New York’s dangerous Medical Aid in Dying Act must be rejected

New York's dangerous Medical Aid in Dying Act must be rejected


New York‘s Medical Aid in Dying Act is under consideration in the state’s Senate Health Committee after passing in the state Assembly in late April. It has 25 co-sponsors in the Senate, and 32 votes are needed to pass it. Democratic leaders have expressed confidence that it will do so, and even some Republican senators are open to voting for it. Gov. Kathy Hochul’s (D-NY) position is ambiguous, but MAID advocates expect her support once the bill clears the Senate.

New York voters also overwhelmingly support it. A recent YouGov survey found that 72% back the measure, including 65% of Catholics

But the bill is a fast-rolling nightmare for the disabled, elderly, and the culture as a whole. Much support for physician-assisted suicide is well-intended. But crossing the bright red line from preserving life to intentionally hastening death has created moral catastrophes in countries that have made the move. New York should heed these examples.

In 2016, Canada passed an assisted dying law for adults with a “grievous and irremediable medical condition” causing intolerable suffering. However, this definition expanded in 2021 when the Superior Court of Quebec removed the requirement that death be “reasonably foreseeable” and ruled that the “end of life” criterion violated the Canadian Charter of Rights and Freedoms, making it unconstitutional and invalid. Plans to extend assisted death to people with mental illness as a sole condition by 2023 were postponed to 2027 due to a lack of safeguards. A 2023 Health Canada report highlighted cases where patients sought death due to loneliness or a lack of disability support. Assisted dying accounted for 4.7% of all deaths in Canada in 2023.
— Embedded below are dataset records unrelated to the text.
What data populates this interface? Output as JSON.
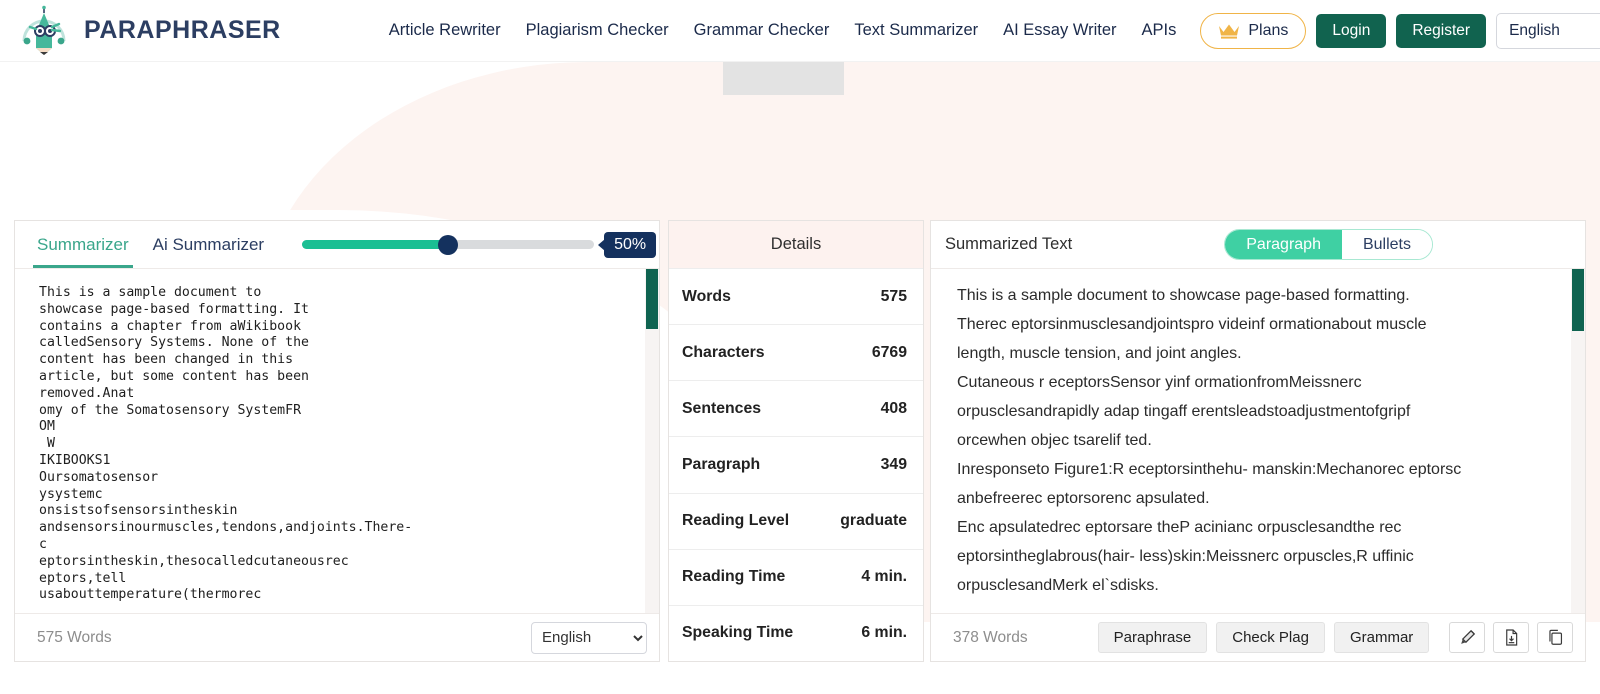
{
  "header": {
    "brand": "PARAPHRASER",
    "logo_icon": "owl-pencil-logo-icon",
    "nav": [
      {
        "label": "Article Rewriter",
        "name": "nav-article-rewriter"
      },
      {
        "label": "Plagiarism Checker",
        "name": "nav-plagiarism-checker"
      },
      {
        "label": "Grammar Checker",
        "name": "nav-grammar-checker"
      },
      {
        "label": "Text Summarizer",
        "name": "nav-text-summarizer"
      },
      {
        "label": "AI Essay Writer",
        "name": "nav-ai-essay-writer"
      },
      {
        "label": "APIs",
        "name": "nav-apis"
      }
    ],
    "plans_label": "Plans",
    "plans_icon": "crown-icon",
    "login_label": "Login",
    "register_label": "Register",
    "language": "English",
    "language_options": [
      "English"
    ]
  },
  "left_panel": {
    "tabs": [
      {
        "label": "Summarizer",
        "active": true
      },
      {
        "label": "Ai Summarizer",
        "active": false
      }
    ],
    "slider": {
      "value": 50,
      "badge": "50%",
      "percent": 50
    },
    "source_text": "This is a sample document to\nshowcase page-based formatting. It\ncontains a chapter from aWikibook\ncalledSensory Systems. None of the\ncontent has been changed in this\narticle, but some content has been\nremoved.Anat\nomy of the Somatosensory SystemFR\nOM\n W\nIKIBOOKS1\nOursomatosensor\nysystemc\nonsistsofsensorsintheskin\nandsensorsinourmuscles,tendons,andjoints.There-\nc\neptorsintheskin,thesocalledcutaneousrec\neptors,tell\nusabouttemperature(thermorec",
    "word_count": "575 Words",
    "footer_language": "English",
    "footer_language_options": [
      "English"
    ]
  },
  "details_panel": {
    "title": "Details",
    "rows": [
      {
        "label": "Words",
        "value": "575"
      },
      {
        "label": "Characters",
        "value": "6769"
      },
      {
        "label": "Sentences",
        "value": "408"
      },
      {
        "label": "Paragraph",
        "value": "349"
      },
      {
        "label": "Reading Level",
        "value": "graduate"
      },
      {
        "label": "Reading Time",
        "value": "4 min."
      },
      {
        "label": "Speaking Time",
        "value": "6 min."
      }
    ]
  },
  "right_panel": {
    "title": "Summarized Text",
    "view_modes": [
      {
        "label": "Paragraph",
        "active": true
      },
      {
        "label": "Bullets",
        "active": false
      }
    ],
    "summary_lines": [
      "This is a sample document to showcase page-based formatting.",
      "Therec eptorsinmusclesandjointspro videinf ormationabout muscle",
      "length, muscle tension, and joint angles.",
      "Cutaneous r eceptorsSensor yinf ormationfromMeissnerc",
      "orpusclesandrapidly adap tingaff erentsleadstoadjustmentofgripf",
      "orcewhen objec tsarelif ted.",
      "Inresponseto Figure1:R eceptorsinthehu- manskin:Mechanorec eptorsc",
      "anbefreerec eptorsorenc apsulated.",
      "Enc apsulatedrec eptorsare theP acinianc orpusclesandthe rec",
      "eptorsintheglabrous(hair- less)skin:Meissnerc orpuscles,R uffinic",
      "orpusclesandMerk el`sdisks."
    ],
    "word_count": "378 Words",
    "actions": [
      {
        "label": "Paraphrase",
        "name": "paraphrase-button"
      },
      {
        "label": "Check Plag",
        "name": "check-plagiarism-button"
      },
      {
        "label": "Grammar",
        "name": "grammar-button"
      }
    ],
    "icon_buttons": [
      {
        "icon": "highlighter-pen-icon",
        "name": "highlight-button"
      },
      {
        "icon": "download-document-icon",
        "name": "download-button"
      },
      {
        "icon": "copy-icon",
        "name": "copy-button"
      }
    ]
  },
  "colors": {
    "brand_navy": "#2c3e62",
    "accent_green": "#11634f",
    "teal": "#3aa68b",
    "mint": "#3fd0a3",
    "slider_fill": "#1bbf93",
    "slider_knob": "#14315e",
    "crown_gold": "#f0b447",
    "blob_pink": "#fdf4f1"
  }
}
A similar trajectory played out in the Netherlands. A 2002 law legalized assisted death for terminally ill patients with unbearable suffering, requiring strict medical oversight. But eligibility expanded steadily over the years, growing to include conditions such as dementia and mental disorders. In 2024, a 29-year-old Dutch woman was euthanized for “treatment-resistant psychiatric suffering” in the form of chronic depression, anxiety, autism, and an unspecified personality disorder. Euthanasia and physician-assisted suicide together accounted for 5.8% of the country’s total deaths in 2024.

Belgium has also incrementally expanded the right to assisted suicide. It legalized euthanasia for patients with “constant and unbearable physical or psychiatric suffering” from incurable conditions in 2002. By 2021, 91 people were euthanized for psychiatric disorders such as depression and borderline personality disorder. In a 2022 case, a woman was killed because of trauma-related suffering after being denied affordable psychiatric care.

The New York MAID bill defines a terminal illness as one likely to cause death within six months. However, as Canada, the Netherlands, and Belgium show, restrictions tend to loosen over time. It is a cardinal case of a slippery slope, and our understanding of life and death is sliding down it.

WHAT HAPPENS WHEN ASSISTED SUICIDE BECOMES THE NORM?

Normalizing state-assisted suicide can turn into coercion of the elderly, disabled, and chronically ill to end their lives to save others the bother of looking after them. Pressing the vulnerable to seek death rather than caring for them and healing them is flatly uncivilized. Legalizing assisted death normalizes the idea that some lives are less valuable than others, which contradicts a central underpinning of our culture and law. Offering death to people with mental health problems is particularly worrisome, for it makes a fatal suggestion to people often not fit to judge the matter and give proper informed consent.

Though framed as compassionate and kind, assisted death is dangerous and leads quickly to dark societal consequences. Suffering from a serious illness can be terrible, and every effort should be made to care for the sick, elderly, and disabled. But normalizing assisted suicide is a cultural red line that should not be crossed.